No pedido, o governo deve argumentar que já há produtos brasileiros em portos ou em navios a caminho dos Estados Unidos, o que seria danoso para os contratos em vigência de produtores dos dois países. O governo admite, no entanto, que a possibilidade do pedido ser aceito pelos EUA é remota.
Individualmente, cada setor também faz pedidos específicos para a abertura de cotas que isentem seus produtos das alíquotas. Os setores da carne bovina e do suco de laranja apresentaram pedidos com o mesmo objetivo, por exemplo.
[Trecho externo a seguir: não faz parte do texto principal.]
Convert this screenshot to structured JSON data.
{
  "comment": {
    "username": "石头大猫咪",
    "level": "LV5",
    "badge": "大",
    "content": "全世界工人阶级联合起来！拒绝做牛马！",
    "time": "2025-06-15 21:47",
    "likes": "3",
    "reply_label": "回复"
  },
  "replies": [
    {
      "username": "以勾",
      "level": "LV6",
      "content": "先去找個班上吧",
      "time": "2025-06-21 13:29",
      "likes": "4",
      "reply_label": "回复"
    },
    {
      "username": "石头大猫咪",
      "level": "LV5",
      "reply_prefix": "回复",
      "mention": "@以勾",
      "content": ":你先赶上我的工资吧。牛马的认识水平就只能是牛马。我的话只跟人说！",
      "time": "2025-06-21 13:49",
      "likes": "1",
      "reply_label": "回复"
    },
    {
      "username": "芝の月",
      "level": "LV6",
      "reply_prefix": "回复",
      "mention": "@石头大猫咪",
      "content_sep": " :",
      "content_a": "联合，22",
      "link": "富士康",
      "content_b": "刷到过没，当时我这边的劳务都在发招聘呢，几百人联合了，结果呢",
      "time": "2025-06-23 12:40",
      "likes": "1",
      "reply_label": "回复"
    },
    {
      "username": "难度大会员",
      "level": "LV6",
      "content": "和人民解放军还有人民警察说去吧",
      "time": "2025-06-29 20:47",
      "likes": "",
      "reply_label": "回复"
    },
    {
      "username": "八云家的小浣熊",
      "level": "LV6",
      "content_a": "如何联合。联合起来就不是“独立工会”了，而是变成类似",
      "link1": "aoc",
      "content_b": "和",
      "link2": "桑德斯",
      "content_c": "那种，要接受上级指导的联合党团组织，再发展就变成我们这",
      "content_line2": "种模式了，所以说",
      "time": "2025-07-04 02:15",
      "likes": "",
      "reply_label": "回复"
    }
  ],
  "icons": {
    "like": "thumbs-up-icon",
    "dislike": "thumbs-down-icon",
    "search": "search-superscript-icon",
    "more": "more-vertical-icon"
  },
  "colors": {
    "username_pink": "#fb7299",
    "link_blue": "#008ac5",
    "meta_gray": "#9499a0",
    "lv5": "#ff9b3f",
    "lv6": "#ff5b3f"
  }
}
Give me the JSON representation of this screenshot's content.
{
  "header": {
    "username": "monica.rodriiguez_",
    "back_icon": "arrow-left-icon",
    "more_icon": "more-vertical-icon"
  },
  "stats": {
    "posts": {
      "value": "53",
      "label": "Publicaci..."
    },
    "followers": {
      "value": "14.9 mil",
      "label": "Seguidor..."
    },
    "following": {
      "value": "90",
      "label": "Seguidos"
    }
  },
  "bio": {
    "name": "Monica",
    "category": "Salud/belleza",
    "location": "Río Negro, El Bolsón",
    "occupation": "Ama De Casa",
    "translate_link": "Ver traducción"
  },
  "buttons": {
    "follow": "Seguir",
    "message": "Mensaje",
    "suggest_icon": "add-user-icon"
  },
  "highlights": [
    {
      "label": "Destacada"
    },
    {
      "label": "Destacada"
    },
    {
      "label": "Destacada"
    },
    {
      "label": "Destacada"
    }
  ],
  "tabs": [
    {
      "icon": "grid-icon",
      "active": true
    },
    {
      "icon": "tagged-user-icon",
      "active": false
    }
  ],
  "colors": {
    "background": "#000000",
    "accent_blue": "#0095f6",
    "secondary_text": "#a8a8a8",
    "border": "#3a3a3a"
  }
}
A possibilidade de o Brasil aplicar medidas de reciprocidade em resposta a Trump tem sido descartada, ao menos momentaneamente, por Alckmin. A estratégia do governo brasileiro, apesar do tom mais duro adotado em algumas falas pelo presidente Luiz Inácio Lula da Silva (PT), é tentar conter os danos, segundo relatos.
Isso porque muitas tecnologias essenciais usadas pela indústria e produtores brasileiros são americanas. Soma-se isso ao fato de que, caso o Brasil taxe produtos dos EUA, Trump já sinalizou que poderia retaliar com tarifas ainda mais pesadas.
Outro ponto levado pelo setor privado nas reuniões é a necessidade de abrir canais de diálogo e enviar uma missão de autoridades a Washington para tratar diretamente do tema.
Uma missão de senadores embarca rumo aos EUA nesta sexta-feira (25) com o intuito de tentar abrir portas nas negociações. A ideia é marcar reuniões com congressistas americanos que tenham influência na Casa Branca. As reuniões acontecem entre os dias 28 e 30 de julho.
Mobilização do setor privado
Essa iniciativa já recebeu o aval de Alckmin, que vê nela uma oportunidade para abrir diálogo e exercer pressão interna nos Estados Unidos, já que, em alguns casos, os mercados são complementares.
Empresas dos EUA que trabalham com a logística de produtos brasileiros, por exemplo, podem ir à falência caso a tarifa entre em vigor.
A estratégia, no entanto, pode enfrentar obstáculos, já que nem o setor privado, nem os senadores envolvidos têm acesso direto à Casa Branca.
Apesar de toda dificuldade, alguns setores começam a ver uma luz no fim do túnel. O setor mineral é o mais otimista.
Na última quarta-feira (23), autoridades brasileiras do setor mineral e um representante do governo dos Estados Unidos se reuniram para debater um possível acordo entre os países na área dos minerais críticos e a tarifa de 50% anunciada por Donald Trump sobre produtos brasileiros.
A agenda foi solicitada pelos americanos. Autoridades brasileiras ouvidas pela reportagem avaliam que os minerais — sobretudo as terras raras — podem receber um tratamento especial no contexto das tarifas.
A movimentação ocorre em meio a uma corrida global pelos minerais críticos, insumos essenciais para a produção de baterias, semicondutores e tecnologias de ponta.
Hoje, esse mercado é dominado quase exclusivamente pela China. Reduzir a dependência em relação a Pequim tem sido uma das prioridades da nova gestão Trump.